As I’m writing this from the Library, I am so thankful to be able to look out the window at the green space of Smiley Park around us. Not all of us are so lucky as to be able to experience an expanse of living and breathing grasses, plants, and trees at our places of work, or even at our homes. Though the Park is not as huge as, say, a national park, it does its job and provides a healing respite for us, even those of us just looking out the window at it.
In the spirit of this respite, ahead of Earth Day on April 22nd, I’m featuring Smiley Library’s newest books on our national parks. Our 63 parks are treasures which a lot of us may not make the time to visit, but which really should be experienced—they hold such grand magnificence! The more we get to feel mountains of earth beneath our feet and the warm sun and whirling wind on our skin, the more we get to breathe in deeply the fresh aromas of nature and listen for the trickling, falling, gushing of water, and to get to spy—just the vast, open space! — and the variety of creatures who live within the ecosystem of a national park, the more we will fall in love with the natural world which supports us, and the more we’ll be inspired to care for it. It’s ultimately our home, after all. And it’s what Earth Day is all about.
I’m really looking forward to Guardians of the Valley: John Muir and the Friendship That Saved Yosemite, by bestselling author Dean King (Skeletons on the Zahara), now available at the Library. Naturalist John Muir, known as the founder of the Sierra Club, was an author and environmental philosopher, and an early advocate for the preservation of wilderness in the United States. King’s account describes how Muir evolves from “self-styled hobo” to fervent advocate with the help of his longtime editor and friend, Robert Underwood Johnson, magazine editor and pragmatic 19th century influencer. In a visit to Yosemite in 1889, they were horrified to witness great destruction to the land from damming, logging, grazing, mining, and tourism. The ying-yang balance of their personalities became the catalyst that saved the landscape of Yosemite, made it a national park, and heralded in the U.S. environmental movement.
Fast-forward half a century to the setting of journalist Nate Schweber’s This America of Ours: Bernard and Avis DeVoto and the Forgotten Fight to Save the Wild. Engaging from the very first page, it reads as a novel in which the DeVotos are superheroes in the making. Yes, superheroes were still needed to defend our open public lands from greed and corruption. Prolific writer Bernard and his wife and editor, Avis, took on the fight and ultimately were censored and blacklisted in the 1950s, but came back with a grassroots coalition to help save our national parks.
Others resources for park visitors include:
Yosemite, Sequoia & Kings Canyon National Parks, by Michael Grosberg;
Fodor’s the Complete Guide to the National Parks of the West, by Shelley Arenas;
Fodor’s the Complete Guide to the National Parks of the USA, by Karen Anderson;
National Geographic Guide to the National Parks of the United States, by National Geographic Society (U.S.).

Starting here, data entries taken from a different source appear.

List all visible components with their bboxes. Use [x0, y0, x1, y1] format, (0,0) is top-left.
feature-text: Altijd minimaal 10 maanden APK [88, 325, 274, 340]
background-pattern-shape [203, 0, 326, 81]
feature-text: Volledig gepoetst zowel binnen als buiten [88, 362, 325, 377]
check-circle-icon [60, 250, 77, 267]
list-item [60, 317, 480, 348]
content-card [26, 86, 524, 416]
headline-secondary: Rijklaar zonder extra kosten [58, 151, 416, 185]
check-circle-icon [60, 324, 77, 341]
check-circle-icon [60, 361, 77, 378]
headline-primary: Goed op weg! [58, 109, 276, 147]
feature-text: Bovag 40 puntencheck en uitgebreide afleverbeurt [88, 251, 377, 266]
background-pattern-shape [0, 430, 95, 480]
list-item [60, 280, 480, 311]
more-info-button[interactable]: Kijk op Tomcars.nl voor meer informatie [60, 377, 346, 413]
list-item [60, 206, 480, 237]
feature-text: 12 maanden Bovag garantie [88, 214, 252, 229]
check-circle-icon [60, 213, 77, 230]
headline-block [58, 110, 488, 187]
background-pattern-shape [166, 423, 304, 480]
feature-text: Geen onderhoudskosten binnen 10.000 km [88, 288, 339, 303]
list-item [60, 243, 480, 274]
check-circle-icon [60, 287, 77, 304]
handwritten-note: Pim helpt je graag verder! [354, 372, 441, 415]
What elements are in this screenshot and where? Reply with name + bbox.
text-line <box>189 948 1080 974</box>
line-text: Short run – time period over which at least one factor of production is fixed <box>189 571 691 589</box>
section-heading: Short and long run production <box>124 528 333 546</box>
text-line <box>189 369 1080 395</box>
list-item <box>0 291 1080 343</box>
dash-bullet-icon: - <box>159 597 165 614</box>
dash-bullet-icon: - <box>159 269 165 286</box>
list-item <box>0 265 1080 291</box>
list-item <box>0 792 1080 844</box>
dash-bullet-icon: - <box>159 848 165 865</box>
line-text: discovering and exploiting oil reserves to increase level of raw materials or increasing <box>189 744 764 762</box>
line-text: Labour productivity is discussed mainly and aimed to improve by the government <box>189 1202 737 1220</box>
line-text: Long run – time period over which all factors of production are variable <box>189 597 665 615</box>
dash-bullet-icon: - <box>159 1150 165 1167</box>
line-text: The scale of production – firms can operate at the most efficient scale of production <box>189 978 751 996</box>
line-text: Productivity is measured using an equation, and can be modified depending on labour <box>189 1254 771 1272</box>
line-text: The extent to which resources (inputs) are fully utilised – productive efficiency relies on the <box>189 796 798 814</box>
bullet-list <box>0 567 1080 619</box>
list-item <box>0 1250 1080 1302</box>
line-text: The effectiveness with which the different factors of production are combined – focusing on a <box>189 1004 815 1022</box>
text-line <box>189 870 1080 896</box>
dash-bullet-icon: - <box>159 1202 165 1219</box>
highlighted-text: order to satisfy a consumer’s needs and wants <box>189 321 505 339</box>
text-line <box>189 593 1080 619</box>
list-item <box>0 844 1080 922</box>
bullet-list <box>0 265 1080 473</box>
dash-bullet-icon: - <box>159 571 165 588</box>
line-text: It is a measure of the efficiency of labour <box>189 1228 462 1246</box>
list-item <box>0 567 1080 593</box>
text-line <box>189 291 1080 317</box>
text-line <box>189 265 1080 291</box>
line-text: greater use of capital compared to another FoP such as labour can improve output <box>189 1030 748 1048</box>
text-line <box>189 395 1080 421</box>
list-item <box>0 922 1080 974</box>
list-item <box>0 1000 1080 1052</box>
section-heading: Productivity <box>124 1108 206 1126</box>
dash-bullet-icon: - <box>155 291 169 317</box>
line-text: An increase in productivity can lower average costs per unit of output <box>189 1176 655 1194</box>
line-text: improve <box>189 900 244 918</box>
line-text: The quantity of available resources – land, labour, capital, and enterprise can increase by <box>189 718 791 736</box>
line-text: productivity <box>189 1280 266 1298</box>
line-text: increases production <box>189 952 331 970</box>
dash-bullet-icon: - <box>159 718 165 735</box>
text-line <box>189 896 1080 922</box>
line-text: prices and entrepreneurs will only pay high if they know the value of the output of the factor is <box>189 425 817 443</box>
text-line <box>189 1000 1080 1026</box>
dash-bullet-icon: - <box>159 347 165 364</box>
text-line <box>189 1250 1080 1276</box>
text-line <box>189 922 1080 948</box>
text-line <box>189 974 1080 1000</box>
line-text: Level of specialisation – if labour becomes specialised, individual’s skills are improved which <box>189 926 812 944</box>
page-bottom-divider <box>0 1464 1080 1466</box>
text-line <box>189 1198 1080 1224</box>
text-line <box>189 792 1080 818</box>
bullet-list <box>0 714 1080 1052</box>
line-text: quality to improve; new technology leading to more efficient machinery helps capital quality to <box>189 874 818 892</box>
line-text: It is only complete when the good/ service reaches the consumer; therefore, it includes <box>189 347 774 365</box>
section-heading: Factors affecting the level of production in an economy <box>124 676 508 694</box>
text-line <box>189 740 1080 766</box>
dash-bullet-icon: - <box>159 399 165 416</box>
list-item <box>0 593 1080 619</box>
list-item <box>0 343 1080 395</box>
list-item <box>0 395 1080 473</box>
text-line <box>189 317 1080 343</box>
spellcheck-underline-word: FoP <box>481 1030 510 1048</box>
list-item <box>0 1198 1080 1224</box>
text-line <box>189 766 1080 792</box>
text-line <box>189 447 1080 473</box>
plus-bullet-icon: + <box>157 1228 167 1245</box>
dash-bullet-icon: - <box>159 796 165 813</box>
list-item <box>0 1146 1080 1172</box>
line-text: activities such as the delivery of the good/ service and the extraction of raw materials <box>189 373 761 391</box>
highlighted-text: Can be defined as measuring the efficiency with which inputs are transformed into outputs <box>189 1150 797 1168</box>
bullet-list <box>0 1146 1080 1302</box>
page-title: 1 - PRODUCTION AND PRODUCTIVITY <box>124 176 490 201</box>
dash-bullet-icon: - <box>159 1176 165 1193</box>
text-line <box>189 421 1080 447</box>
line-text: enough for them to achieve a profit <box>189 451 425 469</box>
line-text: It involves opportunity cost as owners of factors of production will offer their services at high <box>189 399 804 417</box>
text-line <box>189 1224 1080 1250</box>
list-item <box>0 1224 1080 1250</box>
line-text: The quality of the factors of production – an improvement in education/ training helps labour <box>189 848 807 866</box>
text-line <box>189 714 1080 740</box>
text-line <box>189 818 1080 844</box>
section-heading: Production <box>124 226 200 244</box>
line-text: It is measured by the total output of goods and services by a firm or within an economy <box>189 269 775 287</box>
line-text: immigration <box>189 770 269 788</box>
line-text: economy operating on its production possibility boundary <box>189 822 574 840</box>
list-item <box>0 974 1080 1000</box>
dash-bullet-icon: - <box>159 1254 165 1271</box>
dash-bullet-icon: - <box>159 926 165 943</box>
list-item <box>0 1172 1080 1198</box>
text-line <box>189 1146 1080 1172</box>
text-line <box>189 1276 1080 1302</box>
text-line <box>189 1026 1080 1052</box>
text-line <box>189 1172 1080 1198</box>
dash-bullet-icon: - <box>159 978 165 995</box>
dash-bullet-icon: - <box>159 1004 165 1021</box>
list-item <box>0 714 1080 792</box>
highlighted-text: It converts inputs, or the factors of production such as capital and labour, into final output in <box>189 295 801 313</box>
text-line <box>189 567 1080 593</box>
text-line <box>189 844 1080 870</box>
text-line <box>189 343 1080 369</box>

You may also want to look for Ken Burns’ spectacular documentary on the national parks on PBS, or on a streaming platform, or his book in our catalog, The National Parks: America’s Best Idea: An Illustrated History, by Dayton Duncan and Ken Burns.
And don’t forget; Smiley Library patrons can now use their library cards to gain free parking while visiting over 200 California state parks. California State Library Parks Passes circulate for two weeks and are non-renewable.
As a reminder, the Library holds a lot more items on natural sites to explore, whether it’s national parks, state parks, wilderness areas, hiking trails, particular flora and fauna, etc. For example, with our recent wet weather and the super blooms it is bringing, you may want to know more about wildflowers and where to find them; hopefully some are growing within these parks. Look for Yosemite Wildflowers: A Field Guide to the Wildflowers of Yosemite National Park, by Barry Breckling.
You may want to carry with you, as a nod to April being National Poetry Month, American Wildflowers: A Literary Field Guide, with which to serenade your companion among the wildflowers. A delightful compilation of diverse representation and works edited by Susan Barba, the offerings of writers who wax poetic on these elusive creations of beauty, are organized among a field guide and feature charming watercolors by Leanne Shapton.
♥ Celebrate Earth Day in Redlands on the morning of Saturday, April 22, by participating in your choice of a variety (dozens!) of hands-on events around town sponsored by ANCA (Accelerate Neighborhood Climate Action) and many other Redlands environmental organizations. Refer to www.redlandsearthday.org/ for more information, and to register.
♥ Donate books in front of Smiley Library on Earth Day, and at Redlands Community Center, from 9 a.m. – 11 a.m. “The 3 R’s: Recyle & Reuse *Books* to Reduce the Carbon Fooprint!”
♥ Learn why so many have been observing Earth Day since 1970; take a look at “A Brief History of Earth Day,” a short, enlightening PowerPoint presentation by ANCA member Andy Green, as well as our reading list post of books on environment-related topics.
Enjoy your time exploring our Great Outdoors!